Sermos pessimistas nesse momento só nos impede de agir como se espera de educadores, com a plena necessidade de incentivarmos nossos alunos a serem justos em seus julgamentos e a jamais desconhecerem, porque é história, que já vivemos piores momentos em nossa instituição. Alguns devem sair da caverna, ao invés de insistir em um olhar aprisionado a ela, e de dentro dela.
Além do mais a universidade não pode conviver com um clima onde as opiniões não devem ser expostas, porque se teme comportamentos agressivos e intolerantes. Isso não corresponde a um centro de conhecimento, mas a um quartel, onde se policia os comportamentos que conflitem os interesses do comando.
“O comandante sábio deve considerar a combinação de ganho e perda,
deve ter discernimento das reais vantagens em situações difíceis e confiar nos seus esforços.

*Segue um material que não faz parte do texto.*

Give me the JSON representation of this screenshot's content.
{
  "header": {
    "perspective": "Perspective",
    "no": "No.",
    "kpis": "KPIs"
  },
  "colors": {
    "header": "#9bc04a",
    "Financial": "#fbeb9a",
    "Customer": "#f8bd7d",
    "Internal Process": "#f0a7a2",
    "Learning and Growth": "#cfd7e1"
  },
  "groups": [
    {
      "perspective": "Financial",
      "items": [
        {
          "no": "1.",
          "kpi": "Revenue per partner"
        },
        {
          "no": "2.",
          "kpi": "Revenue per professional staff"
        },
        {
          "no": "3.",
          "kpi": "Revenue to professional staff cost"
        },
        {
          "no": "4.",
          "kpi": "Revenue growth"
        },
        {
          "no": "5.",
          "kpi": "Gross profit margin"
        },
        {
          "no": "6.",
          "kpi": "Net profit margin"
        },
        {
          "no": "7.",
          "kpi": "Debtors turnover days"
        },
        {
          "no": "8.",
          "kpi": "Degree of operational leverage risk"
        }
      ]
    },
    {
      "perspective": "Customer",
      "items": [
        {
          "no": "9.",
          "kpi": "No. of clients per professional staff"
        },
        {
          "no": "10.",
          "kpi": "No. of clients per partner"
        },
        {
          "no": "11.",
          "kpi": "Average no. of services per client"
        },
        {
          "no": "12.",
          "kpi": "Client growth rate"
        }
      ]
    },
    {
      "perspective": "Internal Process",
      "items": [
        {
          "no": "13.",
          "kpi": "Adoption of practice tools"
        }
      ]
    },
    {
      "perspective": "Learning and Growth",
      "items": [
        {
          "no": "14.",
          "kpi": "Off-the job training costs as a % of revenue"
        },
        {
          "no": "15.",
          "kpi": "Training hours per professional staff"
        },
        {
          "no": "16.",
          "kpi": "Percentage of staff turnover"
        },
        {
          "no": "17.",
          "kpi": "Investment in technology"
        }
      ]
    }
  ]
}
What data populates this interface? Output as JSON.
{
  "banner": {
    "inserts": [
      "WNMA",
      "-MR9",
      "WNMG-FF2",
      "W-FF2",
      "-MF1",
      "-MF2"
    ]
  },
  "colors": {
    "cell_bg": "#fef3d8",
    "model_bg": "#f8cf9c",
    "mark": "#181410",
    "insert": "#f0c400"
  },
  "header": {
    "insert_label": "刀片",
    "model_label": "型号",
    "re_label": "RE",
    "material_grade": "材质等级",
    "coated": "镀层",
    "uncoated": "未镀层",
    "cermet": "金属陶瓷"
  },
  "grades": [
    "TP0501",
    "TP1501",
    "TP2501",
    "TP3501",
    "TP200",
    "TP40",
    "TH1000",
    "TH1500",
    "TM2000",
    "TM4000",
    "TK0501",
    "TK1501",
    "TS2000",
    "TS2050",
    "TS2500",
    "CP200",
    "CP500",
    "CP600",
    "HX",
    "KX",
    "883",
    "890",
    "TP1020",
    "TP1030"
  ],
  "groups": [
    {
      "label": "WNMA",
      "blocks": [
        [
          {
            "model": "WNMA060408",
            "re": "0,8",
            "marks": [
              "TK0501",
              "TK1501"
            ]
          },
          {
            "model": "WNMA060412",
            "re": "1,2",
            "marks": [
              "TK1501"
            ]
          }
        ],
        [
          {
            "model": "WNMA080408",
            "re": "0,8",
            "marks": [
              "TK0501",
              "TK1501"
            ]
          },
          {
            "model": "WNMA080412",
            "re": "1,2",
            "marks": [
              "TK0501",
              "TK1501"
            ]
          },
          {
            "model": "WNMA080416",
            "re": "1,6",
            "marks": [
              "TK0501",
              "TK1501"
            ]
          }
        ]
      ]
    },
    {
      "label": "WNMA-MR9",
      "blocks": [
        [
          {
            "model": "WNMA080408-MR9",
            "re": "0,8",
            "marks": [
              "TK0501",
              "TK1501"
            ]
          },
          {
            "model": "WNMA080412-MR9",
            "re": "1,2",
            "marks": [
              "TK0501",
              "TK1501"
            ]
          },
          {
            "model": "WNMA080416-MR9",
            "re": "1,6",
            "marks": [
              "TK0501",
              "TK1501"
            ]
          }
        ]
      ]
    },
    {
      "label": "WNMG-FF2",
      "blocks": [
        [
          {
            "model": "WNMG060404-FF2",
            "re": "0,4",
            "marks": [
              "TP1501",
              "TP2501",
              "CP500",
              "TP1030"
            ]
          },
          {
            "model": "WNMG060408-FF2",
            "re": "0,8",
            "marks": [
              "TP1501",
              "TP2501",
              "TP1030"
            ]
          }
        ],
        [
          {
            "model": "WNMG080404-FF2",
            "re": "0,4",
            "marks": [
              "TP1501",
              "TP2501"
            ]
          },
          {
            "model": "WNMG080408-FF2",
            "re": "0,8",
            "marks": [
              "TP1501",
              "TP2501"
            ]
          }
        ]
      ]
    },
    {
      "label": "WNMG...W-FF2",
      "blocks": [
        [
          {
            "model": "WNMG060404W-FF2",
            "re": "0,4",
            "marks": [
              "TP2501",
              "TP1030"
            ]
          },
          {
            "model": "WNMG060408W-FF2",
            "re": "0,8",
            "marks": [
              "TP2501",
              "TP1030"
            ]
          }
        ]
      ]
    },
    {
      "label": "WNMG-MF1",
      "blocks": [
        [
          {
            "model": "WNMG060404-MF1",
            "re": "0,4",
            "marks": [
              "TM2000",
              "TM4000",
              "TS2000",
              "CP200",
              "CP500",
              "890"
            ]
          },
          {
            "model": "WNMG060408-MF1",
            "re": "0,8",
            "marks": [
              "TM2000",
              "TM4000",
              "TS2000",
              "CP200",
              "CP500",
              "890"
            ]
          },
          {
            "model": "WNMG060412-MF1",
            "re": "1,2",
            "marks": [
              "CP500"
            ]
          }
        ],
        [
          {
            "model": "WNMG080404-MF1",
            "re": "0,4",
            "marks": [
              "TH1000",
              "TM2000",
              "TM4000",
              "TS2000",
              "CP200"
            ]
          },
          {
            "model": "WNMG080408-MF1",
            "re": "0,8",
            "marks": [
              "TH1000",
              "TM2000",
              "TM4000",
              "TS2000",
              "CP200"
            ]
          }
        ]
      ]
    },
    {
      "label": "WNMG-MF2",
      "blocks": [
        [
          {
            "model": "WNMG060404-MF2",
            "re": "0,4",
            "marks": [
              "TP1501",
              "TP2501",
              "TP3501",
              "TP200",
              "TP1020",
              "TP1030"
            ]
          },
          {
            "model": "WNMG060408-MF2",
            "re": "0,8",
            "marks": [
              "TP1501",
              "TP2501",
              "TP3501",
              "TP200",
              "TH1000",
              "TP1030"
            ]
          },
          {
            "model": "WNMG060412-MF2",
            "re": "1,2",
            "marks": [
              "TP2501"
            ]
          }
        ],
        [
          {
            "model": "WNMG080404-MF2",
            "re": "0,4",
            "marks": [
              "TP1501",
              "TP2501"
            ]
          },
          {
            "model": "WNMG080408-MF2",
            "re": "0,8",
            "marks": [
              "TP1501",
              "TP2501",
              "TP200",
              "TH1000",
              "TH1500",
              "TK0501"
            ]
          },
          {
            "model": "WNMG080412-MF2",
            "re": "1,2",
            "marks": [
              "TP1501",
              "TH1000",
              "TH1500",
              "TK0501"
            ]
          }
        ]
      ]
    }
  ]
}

Se for capaz de perceber as vantagens prováveis, as dificuldades serão resolvidas.”
SUN TSU

8 comentários:

  1. Mais uma vez o prezado colega Prof. Romualdo expõe seus pensamentos de forma clara e alentadora. Sou testemunha de que o presente artigo retrata, muitíssimo bem, os fatos e parabenizo o prezado colega pelo mesmo.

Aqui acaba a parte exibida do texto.